- Born: April 18, 1930
- Died: July 30, 2014 (aged 84) Los Angeles, California, U.S.
- Occupation: Writer
- Years active: 1955–2014?

= Rick Mittleman =

American screenwriter

Rick Mittleman (April 18, 1930 – July 30, 2014) was an American screenwriter known for Bewitched, The Red Skelton Show, and many other TV series.

==Career==
Mittleman started out on the TV series You Asked for It.

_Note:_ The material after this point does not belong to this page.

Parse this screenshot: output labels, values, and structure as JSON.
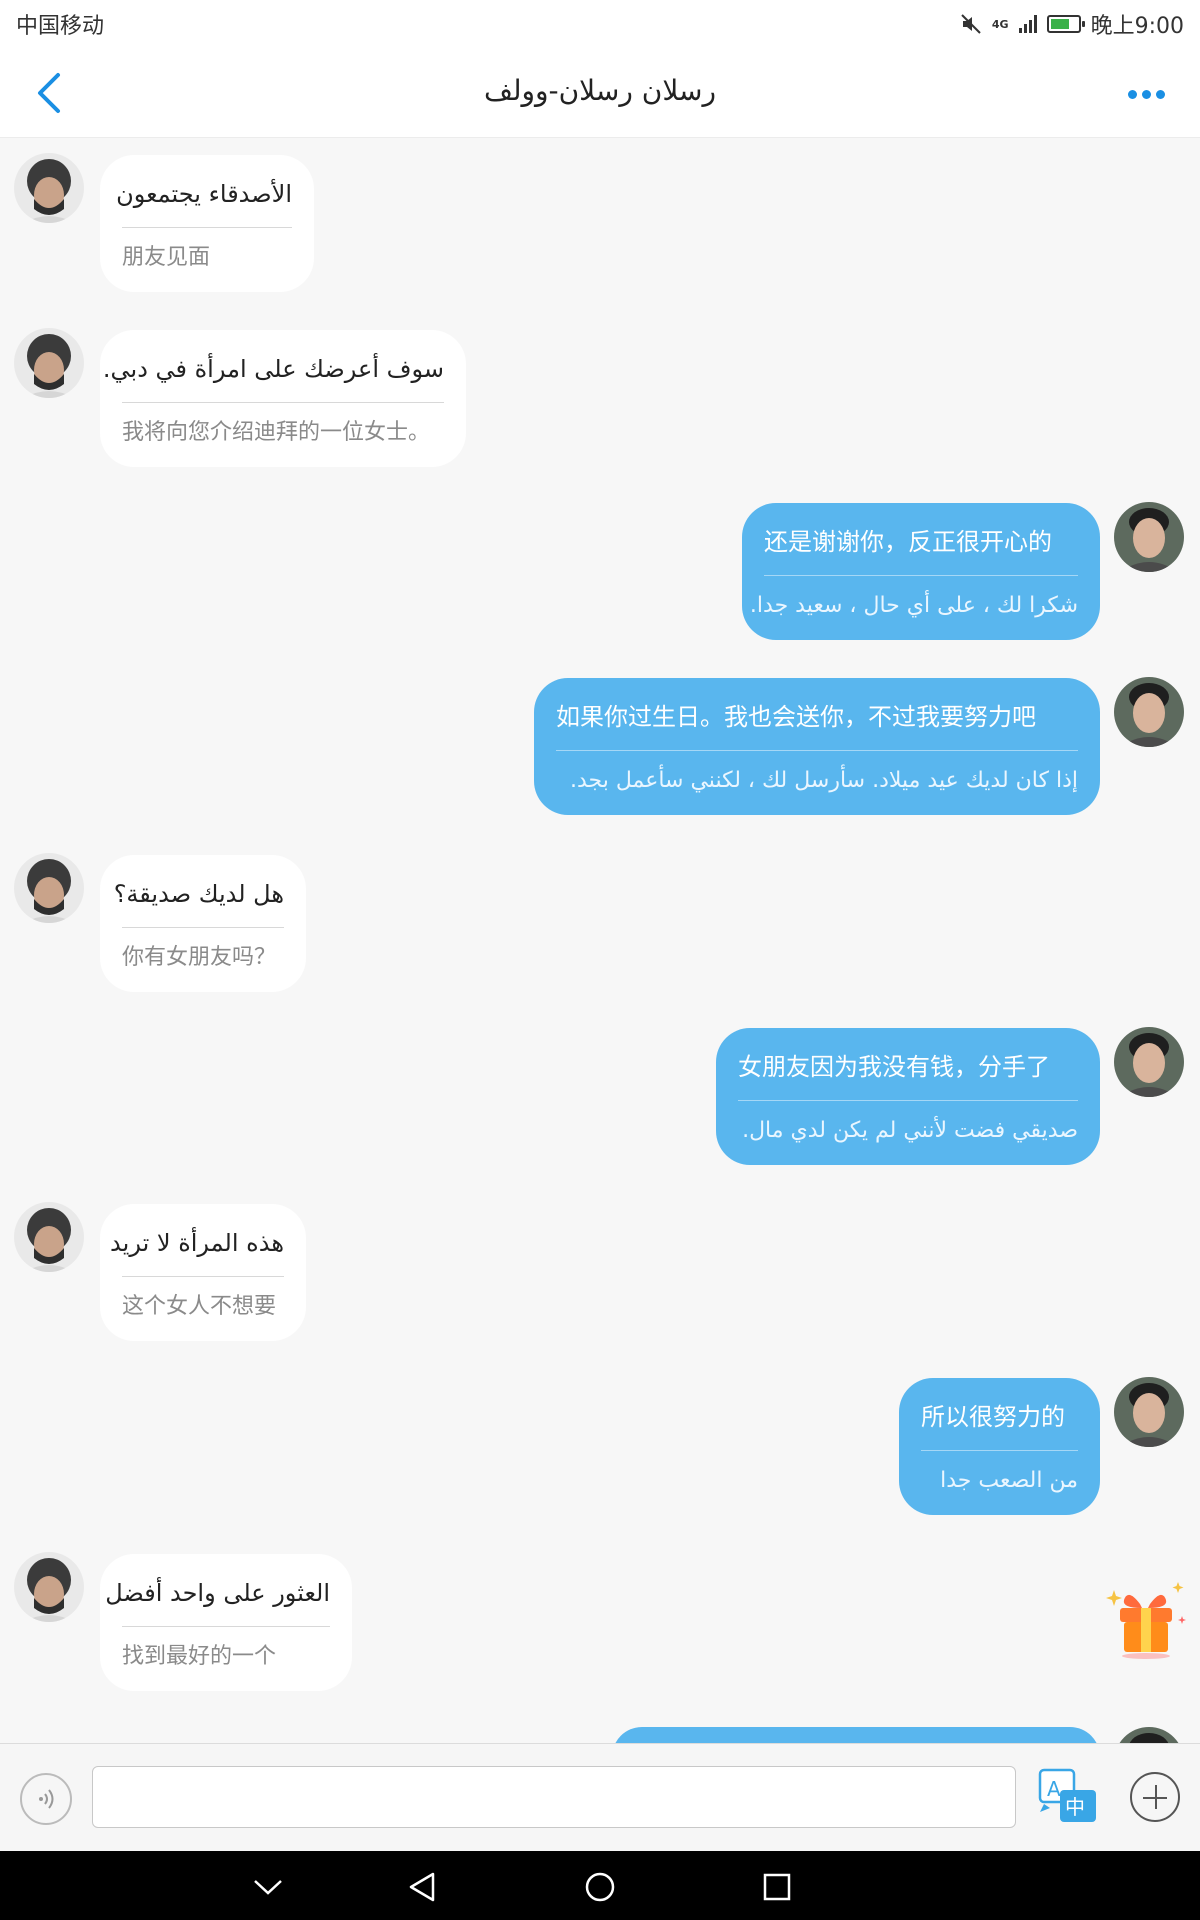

He was nominated for an Emmy Award three times, in 1963 for The Red Skelton Show, in 1971 for Arnie, and in 1976 for Van Dyke and Company.

His other credits include The Dick Van Dyke Show, The Mary Tyler Moore Show, Get Smart, Bewitched, McHale's Navy, The Donna Reed Show, Petticoat Junction, The Doris Day Show, The Courtship of Eddie's Father, That Girl, Welcome Back, Kotter, Sanford and Son, Gomer Pyle, USMC, I Spy, Emergency!, A Touch of Grace, The Practice (1976–1977), CHiPs, Remington Steele, Matlock, MacGyver, Simon & Simon, and Murder, She Wrote. He was also on the board of directors of the Writers Guild of America. He died in 2014, aged 84.